Maintenance and neuronal cell differentiation of neural stem cells C17.2 correlated to medium availability sets design criteria in microfluidic systems.


PMID 25310508

Abstract

Neural stem cells (NSCs) play an important role in developing potential cell-based therapeutics for neurodegenerative disease. Microfluidics has proven a powerful tool in mechanistic studies of NSC differentiation. However, NSCs are prone to differentiate when the nutrients are limited, which occurs unfavorable by fast medium consumption in miniaturized culture environment. For mechanistic studies of NSCs in microfluidics, it is vital that neuronal cell differentiation is triggered by controlled factors only.

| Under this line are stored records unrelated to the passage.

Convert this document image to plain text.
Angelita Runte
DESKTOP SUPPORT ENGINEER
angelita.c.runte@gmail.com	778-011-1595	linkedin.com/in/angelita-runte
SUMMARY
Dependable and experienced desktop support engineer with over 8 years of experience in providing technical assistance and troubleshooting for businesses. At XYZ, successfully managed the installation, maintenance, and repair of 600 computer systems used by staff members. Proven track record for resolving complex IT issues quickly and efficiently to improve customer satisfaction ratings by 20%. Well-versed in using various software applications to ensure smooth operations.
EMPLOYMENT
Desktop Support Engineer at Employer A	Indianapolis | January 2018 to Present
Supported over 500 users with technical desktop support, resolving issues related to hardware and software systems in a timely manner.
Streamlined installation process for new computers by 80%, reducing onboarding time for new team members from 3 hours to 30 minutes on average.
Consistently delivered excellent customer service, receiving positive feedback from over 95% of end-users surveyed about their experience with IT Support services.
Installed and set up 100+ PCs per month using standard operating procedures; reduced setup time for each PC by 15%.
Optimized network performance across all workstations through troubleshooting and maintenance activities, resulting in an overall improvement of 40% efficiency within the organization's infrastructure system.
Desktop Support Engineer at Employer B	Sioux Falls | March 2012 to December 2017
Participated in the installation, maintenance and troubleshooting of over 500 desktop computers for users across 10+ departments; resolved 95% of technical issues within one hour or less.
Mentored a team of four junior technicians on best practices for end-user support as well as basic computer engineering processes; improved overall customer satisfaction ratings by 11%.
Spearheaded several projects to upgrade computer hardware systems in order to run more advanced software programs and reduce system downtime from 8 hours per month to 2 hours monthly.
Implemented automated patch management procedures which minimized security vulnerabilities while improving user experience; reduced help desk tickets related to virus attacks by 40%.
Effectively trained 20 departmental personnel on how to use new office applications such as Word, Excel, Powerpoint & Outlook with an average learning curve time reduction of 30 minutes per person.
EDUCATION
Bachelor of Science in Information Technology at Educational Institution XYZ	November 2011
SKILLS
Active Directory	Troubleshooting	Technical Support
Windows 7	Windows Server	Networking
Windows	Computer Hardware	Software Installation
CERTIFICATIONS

Thus, we studied the correlation between available cell medium and spontaneous neuronal cell differentiation of C17.2 NSCs in standard culture medium, and proposed the necessary microfluidic design criteria to prevent undesirable cell phenotype changes. A series of microchannels with specific geometric parameters were designed to provide different amount of medium to the cells over time. A medium factor (MF, defined as the volume of stem cell culture medium divided by total number of cells at seeding and number of hours between medium replacement) successfully correlated the amount of medium available to each cell averaged over time to neuronal cell differentiation. MF smaller than 8.3×10(4) µm3/cell⋅hour produced significant neuronal cell differentiation marked by cell morphological change and significantly more cells with positive β-tubulin-III and MAP2 staining than the control. When MF was equal or greater than 8.3×10(4) µm3/cell⋅hour, minimal spontaneous neuronal cell differentiation happened relative to the control. MF had minimal relation with the average neurite length. MFs can be controlled easily to maintain the stem cell status of C17.2 NSCs or to induce spontaneous neuronal cell differentiation in standard stem cell culture medium. This finding is useful in designing microfluidic culture platforms for controllable NSC maintenance and differentiation. This study also offers insight about consumption rate of serum molecules involved in maintaining the stemness of NSCs.